Die deutsche politische Kultur hat sich in eine andere Richtung entwickelt, und dafür gibt es gute Gründe. Wenn daher auf den folgenden Seiten die späteren Lebenswege der im November 1918 entthronten deutschen Herrscherfamilien nachgezeichnet werden, so geschieht dies nicht in der Absicht, einem monarchischen Revisionismus das Wort zu reden. Die Herrschaft der Fürsten ist unwiderruflich vorbei, und niemand kann ernsthaft mit ihrer Wiederkehr rechnen. Hier soll vielmehr eine von der historischen Forschung bisher weitgehend unerkundete Geschichtslandschaft erschlossen und – eigentlich erstmals zusammenhängend – einem breiten Lesepublikum vorgestellt werden. Dass dies nur in groben Umrissen und unter Vernachlässigung zahlreicher Details geschieht, mag angesichts der Fülle des Stoffes entschuldbar sein: Immerhin werden 19 bis zur Revolution amtierende Fürsten in 22 landesstaatlichen Monarchien und die dem Novembersturm nachfolgenden Entwicklungswege ihrer Dynastien vorgestellt.

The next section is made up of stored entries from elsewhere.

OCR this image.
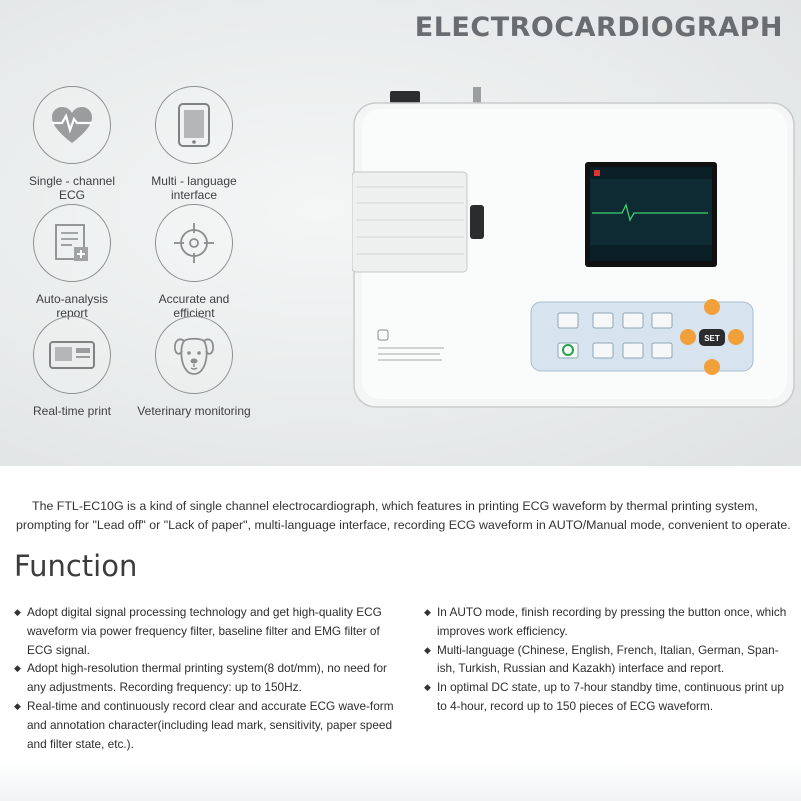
ELECTROCARDIOGRAPH
Single - channel
ECG
Multi - language
interface
Auto-analysis
report
Accurate and
efficient
Real-time print	Veterinary monitoring
SET

The FTL-EC10G is a kind of single channel electrocardiograph, which features in printing ECG waveform by thermal printing system, prompting for "Lead off" or "Lack of paper", multi-language interface, recording ECG waveform in AUTO/Manual mode, convenient to operate.

Function
◆ Adopt digital signal processing technology and get high-quality ECG waveform via power frequency filter, baseline filter and EMG filter of ECG signal.
◆ Adopt high-resolution thermal printing system(8 dot/mm), no need for any adjustments. Recording frequency: up to 150Hz.
◆ Real-time and continuously record clear and accurate ECG wave-form and annotation character(including lead mark, sensitivity, paper speed and filter state, etc.).
◆ In AUTO mode, finish recording by pressing the button once, which improves work efficiency.
◆ Multi-language (Chinese, English, French, Italian, German, Span-ish, Turkish, Russian and Kazakh) interface and report.
◆ In optimal DC state, up to 7-hour standby time, continuous print up to 4-hour, record up to 150 pieces of ECG waveform.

Viele der damals Entthronten besaßen persönliches Format und ausgewiesenes Verantwortungsgefühl, entfalteten rege kultur-, bildungs- und wohlfahrtspflegerische Aktivitäten und waren aufs Ganze gesehen doch weit mehr als bloße Winkelfürsten einer Duodezherrschaft. Im Fokus dieses Buches steht nicht nur die Frage, wie sie nach ihrem Abgang den Verlust von Amt und Würden bewältigten und in einer neuen, nunmehr republikanisch geprägten Umgebung gesellschaftlich »oben« zu bleiben versuchten. Es geht auch darum, mit welch unterschiedlichen Strategien ihre jeweiligen Nachfolger als Familienchefs die teils als Verpflichtung, teils als Belastung empfundenen Traditionen ihres Hauses fortführten und wie sie sich in den unterschiedlichen politischen und gesellschaftlichen Systemen bewährten – oder ihnen gegenüber versagten. So entsteht ein facettenreiches Kaleidoskop hochadliger Lebenswege, mit ihren Kontinuitäten und Brüchen, ihren Höhepunkten und ihren Verirrungen, die auf ihre Weise deutsche Schicksale im 20. Jahrhundert widerspiegeln.